Temperate tree species are expected to expand their distribution into the boreal forest in response to climate change. However, it is becoming increasingly clear that many species will experience significant setbacks in their migration due to a series of unfavourable conditions impacting their recruitment success, and thus their ability to colonize new locations. We quantify the relative influence of a series of factors important for tree seedling recruitment at range margins: dispersal, substrate favourability, and the influence of the local hetero-specific species canopy composition. We hypothesized that boreal trees are responsible for priority effects that influence the establishment of temperate tree species seedlings. To do so, we analyzed two recruitment stages (first year seedlings and older seedlings) for seven tree species; Abies balsamea (ABBA), Acer rubrum (ACRU), Acer saccharum (ACSA), Betula papyrifera (BEPA), Betula alleghaniensis (BEAL), Populus tremuloides (POTR), and Fagus grandifolia (FAGR) commonly found within the temperate-boreal ecotone forests of northeastern North America. Overall, we found that boreal canopy trees influence the distribution of substrates, more specifically the occurrence of needle cover and decayed wood in recruitment plots. This association between canopy and substrate led to highly unfavourable substrates that affected the seedling densities of all temperate tree species. In addition, we found that seedling dispersion was highly localized, where mean dispersal distance of all trees occurred in close proximity of parent trees.

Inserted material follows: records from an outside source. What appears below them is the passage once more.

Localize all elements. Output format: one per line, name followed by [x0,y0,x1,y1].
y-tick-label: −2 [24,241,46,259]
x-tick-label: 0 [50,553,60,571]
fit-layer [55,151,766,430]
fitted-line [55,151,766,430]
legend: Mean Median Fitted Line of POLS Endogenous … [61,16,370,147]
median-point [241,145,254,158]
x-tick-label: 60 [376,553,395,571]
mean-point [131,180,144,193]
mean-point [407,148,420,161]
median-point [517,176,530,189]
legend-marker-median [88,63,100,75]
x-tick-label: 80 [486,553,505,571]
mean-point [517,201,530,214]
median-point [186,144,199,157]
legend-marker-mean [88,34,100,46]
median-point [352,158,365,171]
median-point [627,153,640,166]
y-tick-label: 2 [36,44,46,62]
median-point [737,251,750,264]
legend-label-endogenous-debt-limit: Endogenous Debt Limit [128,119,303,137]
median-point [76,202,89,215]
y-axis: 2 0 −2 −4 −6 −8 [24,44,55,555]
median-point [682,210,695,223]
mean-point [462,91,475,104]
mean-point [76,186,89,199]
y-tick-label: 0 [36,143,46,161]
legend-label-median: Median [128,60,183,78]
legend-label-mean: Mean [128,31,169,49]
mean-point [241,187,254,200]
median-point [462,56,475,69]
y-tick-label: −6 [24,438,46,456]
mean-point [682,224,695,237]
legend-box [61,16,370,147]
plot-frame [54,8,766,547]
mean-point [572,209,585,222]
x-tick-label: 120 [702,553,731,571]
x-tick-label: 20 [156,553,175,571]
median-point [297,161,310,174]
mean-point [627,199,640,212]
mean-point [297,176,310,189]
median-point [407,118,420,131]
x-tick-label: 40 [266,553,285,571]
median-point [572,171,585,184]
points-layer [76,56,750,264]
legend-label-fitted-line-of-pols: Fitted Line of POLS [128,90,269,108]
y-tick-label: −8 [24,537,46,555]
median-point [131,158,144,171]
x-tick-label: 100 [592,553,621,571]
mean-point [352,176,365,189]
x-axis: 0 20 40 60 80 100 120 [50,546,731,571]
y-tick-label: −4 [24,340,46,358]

Ultimately, we found evidence that priority effects imposed by resident boreal trees are magnified as a result of unfavourable substrates and limited MDD (mean dispersal distance) of trees within these ecosystems, which together promise to cause significant lags in temperate tree species migration into the boreal forest in the future.
We predict that
(1) Boreal trees will influence the spatial distribution of substrates within a stand
which would then
(2) Influence the seedling density of temperate tree species.
(3) Seedling dispersal would be limited to areas in close proximities of parent trees and thus magnify priority effects imposed by boreal tree species.
The study was conducted at three permanent sample plots which were established as part of the QUICCFOR network (QUantifying and mapping the Impact of Climate Change on FORest productivity of Eastern North America).